RedDuke wrote: Sun Feb 16, 2020 2:41 am
There is a 50% the dealer only has the AH and a ~42% chance he has either the JH or KH in addition to the AH, 6.5% chance he has both.
Where are those numbers coming from?
Here are the exact numbers:
Probability the dealer only has the
(2C0 x 16C5)/18C5 = 4368/8568 =
50.98%
Probability the dealer has either the JH or the KH in addition to the AH:
(2C1 x 16C4)/18C5 = 3640/8568 =
42.48%
Probability the dealer has both the JH and the KH:
(2C2 x 16C3)/18C5 = 560/8568 =
6.54%
Given that IW wasn't aiming for exact precision, we can say he was right.

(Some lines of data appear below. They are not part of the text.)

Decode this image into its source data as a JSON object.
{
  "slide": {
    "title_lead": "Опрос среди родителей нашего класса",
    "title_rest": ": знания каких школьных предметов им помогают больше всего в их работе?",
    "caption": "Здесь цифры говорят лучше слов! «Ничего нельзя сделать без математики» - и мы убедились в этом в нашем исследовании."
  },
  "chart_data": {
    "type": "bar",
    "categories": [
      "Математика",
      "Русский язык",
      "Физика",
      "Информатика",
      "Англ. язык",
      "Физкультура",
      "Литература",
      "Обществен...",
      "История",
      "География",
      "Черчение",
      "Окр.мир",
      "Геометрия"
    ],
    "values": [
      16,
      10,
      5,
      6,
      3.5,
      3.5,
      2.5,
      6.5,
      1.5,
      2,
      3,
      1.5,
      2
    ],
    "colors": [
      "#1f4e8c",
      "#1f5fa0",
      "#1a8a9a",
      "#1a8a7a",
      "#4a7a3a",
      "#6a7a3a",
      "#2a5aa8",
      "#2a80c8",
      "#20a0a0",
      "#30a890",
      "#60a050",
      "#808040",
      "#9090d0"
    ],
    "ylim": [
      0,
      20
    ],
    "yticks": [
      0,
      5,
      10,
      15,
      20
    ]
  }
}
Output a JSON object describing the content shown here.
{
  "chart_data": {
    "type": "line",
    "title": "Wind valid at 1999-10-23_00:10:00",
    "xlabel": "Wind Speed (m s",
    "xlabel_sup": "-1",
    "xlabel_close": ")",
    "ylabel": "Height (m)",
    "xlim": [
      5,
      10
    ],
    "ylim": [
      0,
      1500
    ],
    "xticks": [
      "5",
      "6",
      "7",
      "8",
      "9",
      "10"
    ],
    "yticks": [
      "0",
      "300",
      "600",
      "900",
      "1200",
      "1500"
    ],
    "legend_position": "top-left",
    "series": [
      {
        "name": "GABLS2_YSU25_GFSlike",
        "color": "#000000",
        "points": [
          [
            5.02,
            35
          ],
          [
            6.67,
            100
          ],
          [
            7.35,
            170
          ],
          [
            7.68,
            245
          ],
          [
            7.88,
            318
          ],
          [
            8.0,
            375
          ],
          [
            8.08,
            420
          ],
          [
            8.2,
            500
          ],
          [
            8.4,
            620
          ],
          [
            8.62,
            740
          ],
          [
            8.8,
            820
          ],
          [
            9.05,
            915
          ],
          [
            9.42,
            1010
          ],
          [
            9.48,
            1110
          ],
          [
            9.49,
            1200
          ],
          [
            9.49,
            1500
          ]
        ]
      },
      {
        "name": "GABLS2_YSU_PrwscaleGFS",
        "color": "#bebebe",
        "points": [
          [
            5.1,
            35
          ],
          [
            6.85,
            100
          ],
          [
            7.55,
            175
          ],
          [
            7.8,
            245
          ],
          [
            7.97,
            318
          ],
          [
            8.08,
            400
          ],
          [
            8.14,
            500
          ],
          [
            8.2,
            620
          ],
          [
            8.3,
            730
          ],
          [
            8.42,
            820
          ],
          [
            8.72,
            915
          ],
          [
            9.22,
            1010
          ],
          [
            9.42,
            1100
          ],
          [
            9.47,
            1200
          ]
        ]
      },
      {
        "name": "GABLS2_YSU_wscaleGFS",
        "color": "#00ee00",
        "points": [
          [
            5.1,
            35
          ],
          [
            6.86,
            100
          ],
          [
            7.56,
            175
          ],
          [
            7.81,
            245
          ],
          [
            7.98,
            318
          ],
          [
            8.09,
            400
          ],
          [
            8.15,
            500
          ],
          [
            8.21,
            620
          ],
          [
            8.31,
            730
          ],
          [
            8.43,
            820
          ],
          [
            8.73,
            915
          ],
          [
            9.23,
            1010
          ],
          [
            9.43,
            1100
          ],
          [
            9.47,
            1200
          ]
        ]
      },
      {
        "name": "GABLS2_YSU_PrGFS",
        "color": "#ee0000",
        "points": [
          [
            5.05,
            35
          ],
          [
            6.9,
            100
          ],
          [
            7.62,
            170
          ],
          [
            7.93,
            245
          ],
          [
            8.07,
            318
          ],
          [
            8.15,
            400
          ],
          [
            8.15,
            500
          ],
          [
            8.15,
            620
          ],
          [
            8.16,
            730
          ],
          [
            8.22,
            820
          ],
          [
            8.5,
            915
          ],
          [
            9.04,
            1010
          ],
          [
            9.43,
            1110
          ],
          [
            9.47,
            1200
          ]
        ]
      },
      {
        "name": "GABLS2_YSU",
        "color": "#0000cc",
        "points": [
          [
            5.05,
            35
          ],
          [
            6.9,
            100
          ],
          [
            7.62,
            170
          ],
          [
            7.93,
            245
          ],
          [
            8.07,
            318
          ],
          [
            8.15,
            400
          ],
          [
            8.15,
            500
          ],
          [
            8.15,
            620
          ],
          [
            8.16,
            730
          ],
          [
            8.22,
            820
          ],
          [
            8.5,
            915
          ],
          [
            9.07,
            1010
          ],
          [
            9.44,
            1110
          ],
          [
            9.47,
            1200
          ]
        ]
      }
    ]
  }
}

Note: Those numbers are based on a random distribution, but since we've already had action in this hand (3 people passed), the distribution isn't actually random. This issue only shows up with S2's range as S2 has hands in his passing range that should not be there whereas S3 does not. For example there are 560 combos of R+1 in S2's passing range that he would've called with assuming he's a good player. There are also 11 combos of non-euchre hand R+0+3 off ace hands S2 may call with, and I personally would call with R+0+2 off aces if I don't block 2 out of 3 second round suits, which is around 165 combos. Depending how aggressive S2 is, his range will be distorted between 6.53% to 8.59%. This means that S4's range will be slightly stronger than those numbers indicate. So the probability of S4 having just the AH will in reality be slightly lower than 50.98%, and the probability S4 has 1 more trump or both trump will be slightly higher. Nevertheless those numbers are still good approximations.